Читаем без скачивания В когтях неведомого века - Андрей Ерпылев
Шрифт:
Интервал:
Закладка:
– Экстрасенсорный?
– Во-во! – обрадовался водяной. – Эксрасорный! Это мне один ученый утопленник объяснил. Я его было помощником своим назначил, милостями осыпал, а он, зараза тухлая, к республиканцам перекинулся, да еще и не один, а двух самых симпатичных русалок совратил…
– Совратил?
– Сманил в эту… эми… эгра…
– В эмиграцию?
– В ее проклятую! Но над завтрашними я, конечно, не власть…
Порфирий сокрушенно поскреб в обросшем ракушками затылке, подергал бороду, словно пробуя ее на прочность, и пробубнил, глядя в сторону:
– Иди уж…
Георгий не понял. Он-то собирался сражаться за свою жизнь, бороться до последнего вздоха (хотя, как он подметил, в легких была вода – ни одного пузырька не вырывалось изо рта при разговоре), а тут его просто так, на халяву, берут и отпускают…
– Я совсем свободен? – уточнил он осторожно. – Могу идти?
– Сказано же русским языком: иди на все четыре стороны! – рявкнул водяной, снова хватая свою кружку и надолго к ней присасываясь. – Проваливай!
Не веря обретенной свободе, Жора поднялся с колченогого полусгнившего стула, на котором сидел, и попятился к пролому в борту, заменяющему дверь. Вода снаружи уже была не черной, а темно-зеленой – видимо, недалек был рассвет.
– Постой, – буркнул Блюкало. – Дай провожу…
– Да я сам как-нибудь…
– Провожу, – нажал водяной. – А то не всплывешь ведь или как-нибудь не так всплывешь…
Путь наверх, ко все более светлевшему над головой, чуть сморщенному утренним ветерком зеркалу речной поверхности, неторопливый и плавный, занял несколько минут, хотя глубина, чувствовалось, была небольшой.
– Тут торопливость совсем ни к чему, – ворчливо пояснял водяной, заботливо придерживая Арталетова скользкой лапой за локоть. – Выскочишь пробкой на поверхность, а кровь твоя и вскипит разом, позакупорит там все…

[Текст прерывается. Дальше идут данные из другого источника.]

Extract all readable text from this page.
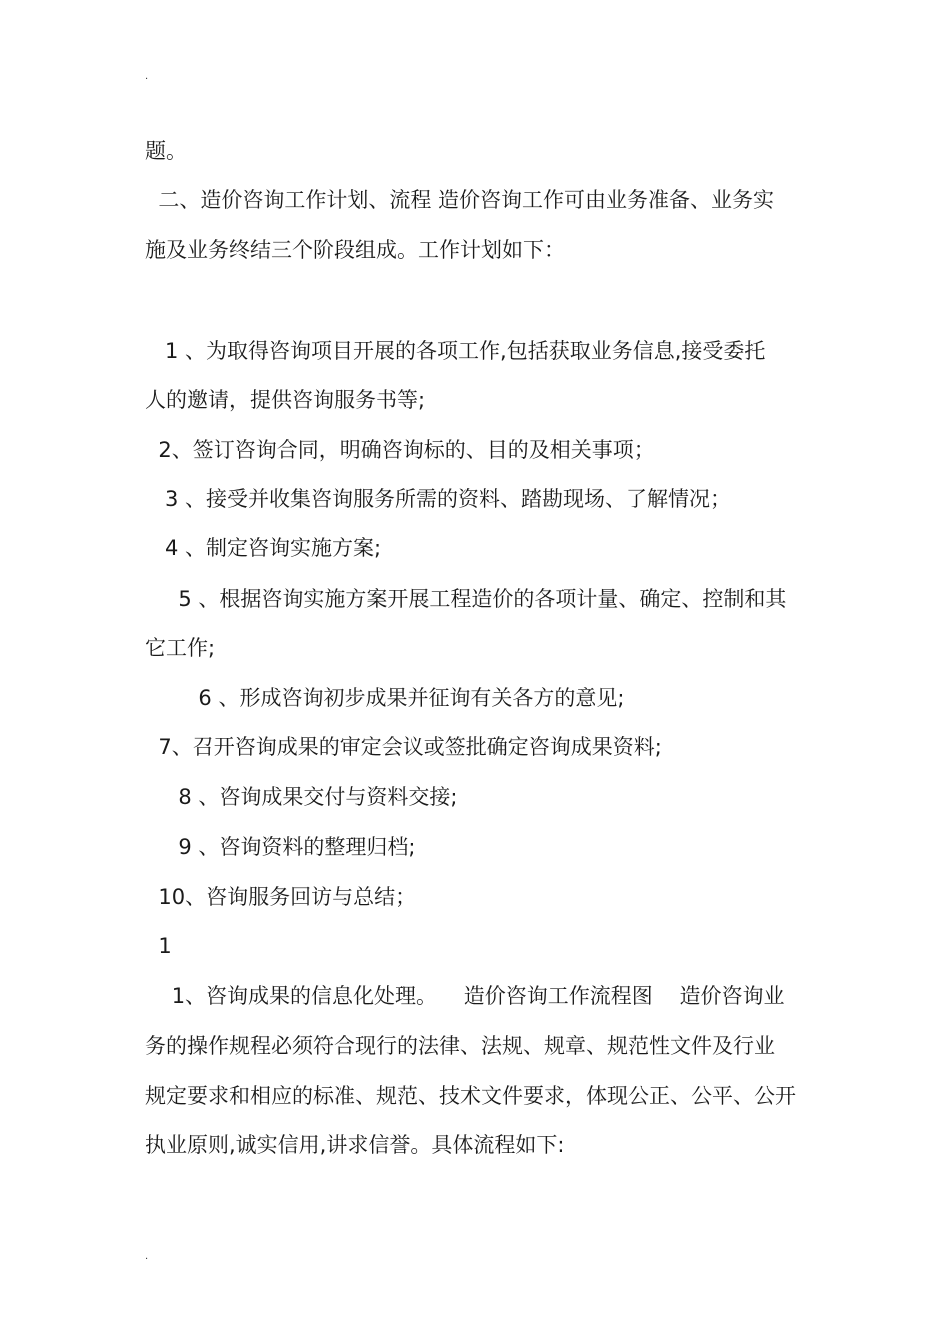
.
题。
二、造价咨询工作计划、流程 造价咨询工作可由业务准备、业务实
施及业务终结三个阶段组成。工作计划如下：
1 、为取得咨询项目开展的各项工作,包括获取业务信息,接受委托
人的邀请，提供咨询服务书等;
2、签订咨询合同，明确咨询标的、目的及相关事项；
3 、接受并收集咨询服务所需的资料、踏勘现场、了解情况；
4 、制定咨询实施方案;
5 、根据咨询实施方案开展工程造价的各项计量、确定、控制和其
它工作;
6 、形成咨询初步成果并征询有关各方的意见;
7、召开咨询成果的审定会议或签批确定咨询成果资料;
8 、咨询成果交付与资料交接;
9 、咨询资料的整理归档;
10、咨询服务回访与总结；
1
1、咨询成果的信息化处理。    造价咨询工作流程图    造价咨询业
务的操作规程必须符合现行的法律、法规、规章、规范性文件及行业
规定要求和相应的标准、规范、技术文件要求，体现公正、公平、公开
执业原则,诚实信用,讲求信誉。具体流程如下:
.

– Кессонная болезнь! – догадался Жора, вспомнив кое-какие книжки из жизни водолазов, запоем прочитанные в детстве.
– Не знаю уж, сонная или нет, – недослышал туговатый на ухо старик, – но жизни тебе не будет – хворей не оберешься, а уж по мужской части… Словом, вещь препоганая. Потому медленно нужно всплывать, медленно…
Видимо, всплывала странная парочка не вертикально вверх, а под углом в сторону берега, потому что, когда до колеблющегося ртутным морем розоватого зеркала осталось полметра, ноги Георгия наткнулись на поросшее водорослями дно.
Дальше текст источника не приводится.